The move was based on the Capital Markets Law, which allows for the suspension of financial entities when there are uncertainties over interest payments to bondholders.
“CNV decided to temporarily suspend Citibank Argentina from conducting capital market operations because it did not act according to local regulations when signing an agreement with the holdout funds,” the securities regulator said in a press release. “The agreement affects the interests of bondholders as it doesn’t assure the payment and rules out Citibank’s legitimate right to appeal eventual rulings that affect the interest of bondholders.”
Paul Singer-controlled NML Capital, as well as other major holdout funds, made a deal with Citibank this week regarding the legal dispute at New York courts over Argentine-law bonds. Citibank agreed to drop its appeal against holdout hedge fund NML in exchange for the holdout fund letting the bank exit its Argentine-based business as custodian of the bonds and to process the servicing of sovereign bonds held under Argentine law in March and June.
The deal was backed by Griesa, who had first rejected a request by Citibank to process some local bond payments despite the legal blockade against servicing the sovereign debt in the US banking system. Griesa has barred the servicing of most of Argentina’s debt coupons until the country reaches an agreement with the seven percent of bondholders who refused to accept restructurings carried out by the country in 2005 and 2010.
“The deal allows Citibank Argentina to process interest payments, due to expire on March 31 and June 30. But the agreement only applies to Citibank. That means it leaves all other entities that take part on the bond payment process without any protection,” the CNV said. “The deal also shows Citibank’s intent to leave its custody business in Argentina, creating uncertainties among bondholders. A future custodian wouldn’t be able to process payments as the deal only applies to Citibank.”
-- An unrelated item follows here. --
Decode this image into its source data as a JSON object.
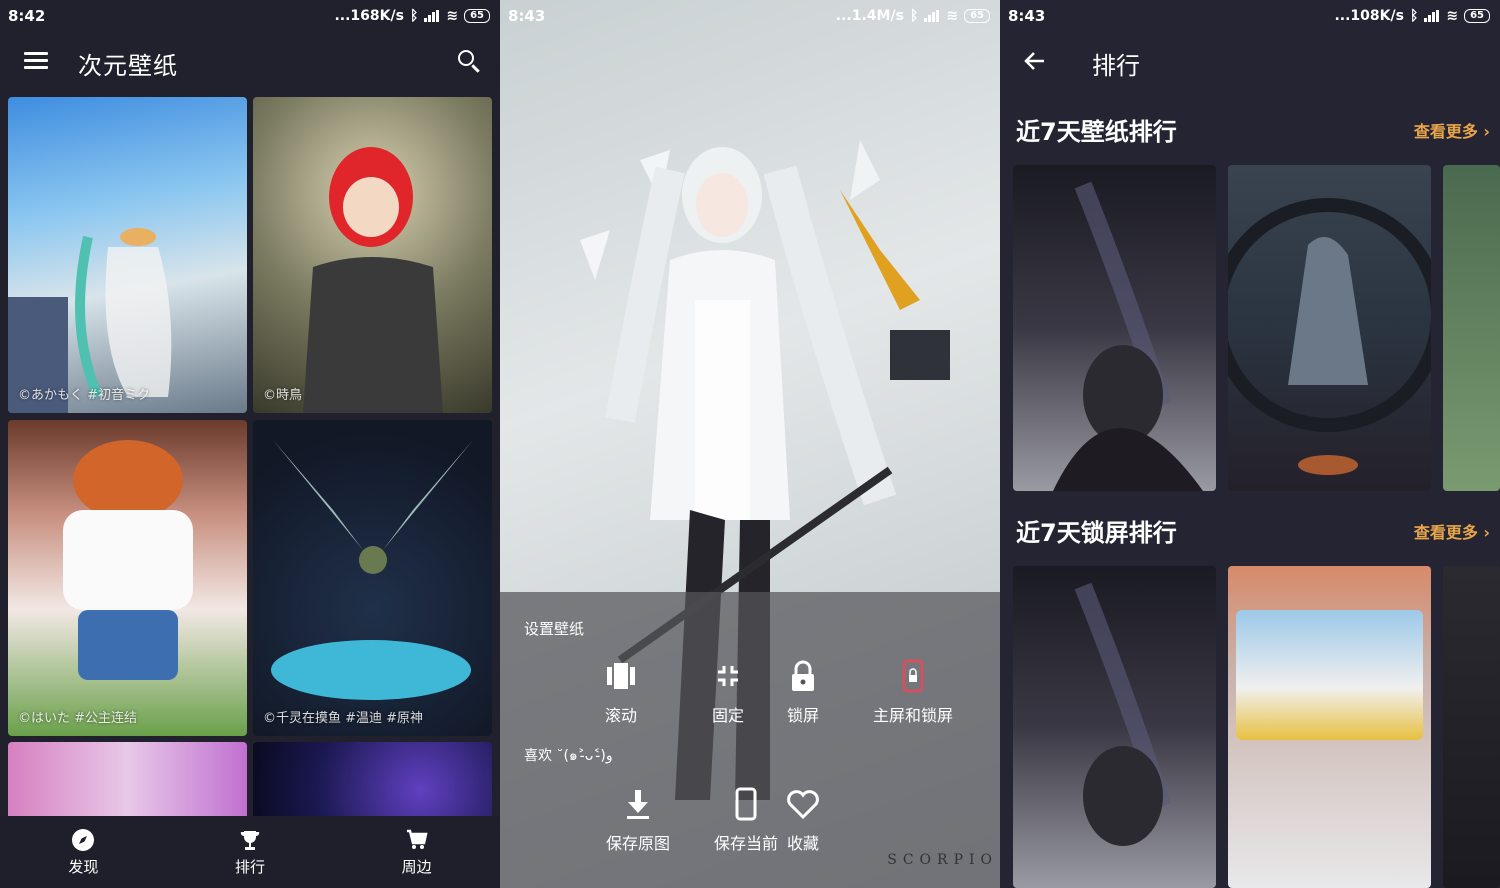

Citibank has said it plans to leave its custody business in Argentina as soon as possible after Griesa failed to authorize the bond payments. The bank tried to downplay its decision to leave part of its business in the country, saying that side of its business has “no meaningful connection with banking business in general,” and concerns only servicing assets belonging to clients.
The bank has portrayed itself as an innocent third party stuck with an untenable position between ignoring Griesa and putting its Argentina banking licence in jeopardy. In his March 12 order, Griesa expressed sympathy for Citigroup, but said Argentina’s recalcitrance caused Citigroup’s predicament, and that any third party that helps the country’s payment process would violate his injunction.
“The CNV appointed Caja de Valores to administer Citibank deposit accounts and to process interest payments. At the same time, the Merval benchmark stock index and the electronic open market (MAE)need to find the means to attend the requirements of Citibank clients and finish pending operations,” CNV said. “The suspension won’t affect Citibank’s banking operations.”
Sanction threats
President Cristina Fernández de Kirchner, Economy Minister Axel Kicillof and other federal government officials have warned the bank repeatedly over the past few days over possible penalties for violating Argentine financial regulations. The Economy ministry even sent a letter to Citibank asking it to report in no more than 48 hours its plans regarding the upcoming interest payments.
Last Wednesday, Kicillof said the CNV securities regulator and the Central Bank would examine the deal to determine officially if it was legal. In Kicillof’s view, the bank was trying to please “both God and the devil” by silently agreeing with NML Capital without assuming the consequences of breaking Argentine laws. The Economy Minister blasted the bank for even negotiating with Griesa.
“Reading the fine print of the deal, what we find is a possible trap aimed at scamming the bondholders,” Kicillof said. “Citibank is a financial entity operating in Argentina, it opened its first banking branch here in 1914 and as such it is subject to all of the country’s bank regulations. It is also authorized to operate in capital markets, which has its own regulations as well.”